S'pore to ban key source of artificial trans fats as ingredient from June 2021

War against bad cholesterol.

Zhangxin Zheng | June 07, 2019, 10:27 AM

Potato chips, cookies and instant noodles available in Singapore will soon be healthier to consume.

Well, sort of.

Banning partially hydrogenated oils in Singapore

The Ministry of Health announced on June 6, 2019, that Singapore will be banning the use of partially hydrogenated oils (PHOs) in all foods from June 2021.

PHOs are commonly found in pre-packaged foods such as creamer, spreads such as peanut butter, pastries such as cakes and cookies, instant noodles as well as snacks like potato chips.

Companies abiding by ban

Six companies will be complying with the ban by June 2020.

They are Gardenia Foods, Nestle Singapore, NTUC FairPrice, Prime Supermarket, Sheng Siong Group and Sunshine Bakeries.
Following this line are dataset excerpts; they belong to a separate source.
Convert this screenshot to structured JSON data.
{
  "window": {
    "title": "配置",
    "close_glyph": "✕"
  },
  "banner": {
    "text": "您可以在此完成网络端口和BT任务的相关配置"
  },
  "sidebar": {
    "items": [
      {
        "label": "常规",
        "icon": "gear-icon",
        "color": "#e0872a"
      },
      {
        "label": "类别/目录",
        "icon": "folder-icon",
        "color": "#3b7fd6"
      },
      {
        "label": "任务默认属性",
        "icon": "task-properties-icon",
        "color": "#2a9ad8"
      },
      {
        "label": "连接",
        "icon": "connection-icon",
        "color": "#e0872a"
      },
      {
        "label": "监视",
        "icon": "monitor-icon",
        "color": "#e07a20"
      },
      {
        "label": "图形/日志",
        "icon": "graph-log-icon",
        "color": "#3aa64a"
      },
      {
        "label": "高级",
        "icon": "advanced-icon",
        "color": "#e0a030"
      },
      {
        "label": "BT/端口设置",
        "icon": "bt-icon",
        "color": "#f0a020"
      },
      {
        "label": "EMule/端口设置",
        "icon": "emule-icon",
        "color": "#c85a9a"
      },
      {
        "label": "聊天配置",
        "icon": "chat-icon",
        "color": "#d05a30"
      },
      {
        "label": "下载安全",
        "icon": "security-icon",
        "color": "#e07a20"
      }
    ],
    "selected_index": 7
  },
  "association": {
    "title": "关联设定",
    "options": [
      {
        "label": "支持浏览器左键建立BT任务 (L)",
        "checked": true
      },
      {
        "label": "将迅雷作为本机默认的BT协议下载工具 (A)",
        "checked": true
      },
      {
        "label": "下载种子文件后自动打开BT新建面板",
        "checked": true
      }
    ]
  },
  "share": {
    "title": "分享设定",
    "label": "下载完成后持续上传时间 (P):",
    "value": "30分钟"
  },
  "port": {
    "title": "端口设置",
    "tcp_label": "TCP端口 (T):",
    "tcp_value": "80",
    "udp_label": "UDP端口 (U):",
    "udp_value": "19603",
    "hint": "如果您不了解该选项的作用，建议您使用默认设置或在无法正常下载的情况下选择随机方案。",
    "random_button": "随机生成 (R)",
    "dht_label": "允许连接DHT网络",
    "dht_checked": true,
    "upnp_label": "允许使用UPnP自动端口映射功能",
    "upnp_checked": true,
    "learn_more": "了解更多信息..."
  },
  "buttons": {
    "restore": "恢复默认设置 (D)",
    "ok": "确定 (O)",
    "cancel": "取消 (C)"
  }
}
According to Senior Parliamentary Secretary for Health, Amrin Amin, there are accessible alternatives to replace PHOs and food prices are unlikely to increase as a result of the ban, Today reported.

Why is PHOs bad?

PHOs are a key source of artificial trans fats that can lead to an increased in low-density lipoprotein (LDL) cholesterol, also known as bad cholesterol.

An increase in bad cholesterol also means higher risk in heart disease.

In Singapore, heart attack is the number two killer after cancer.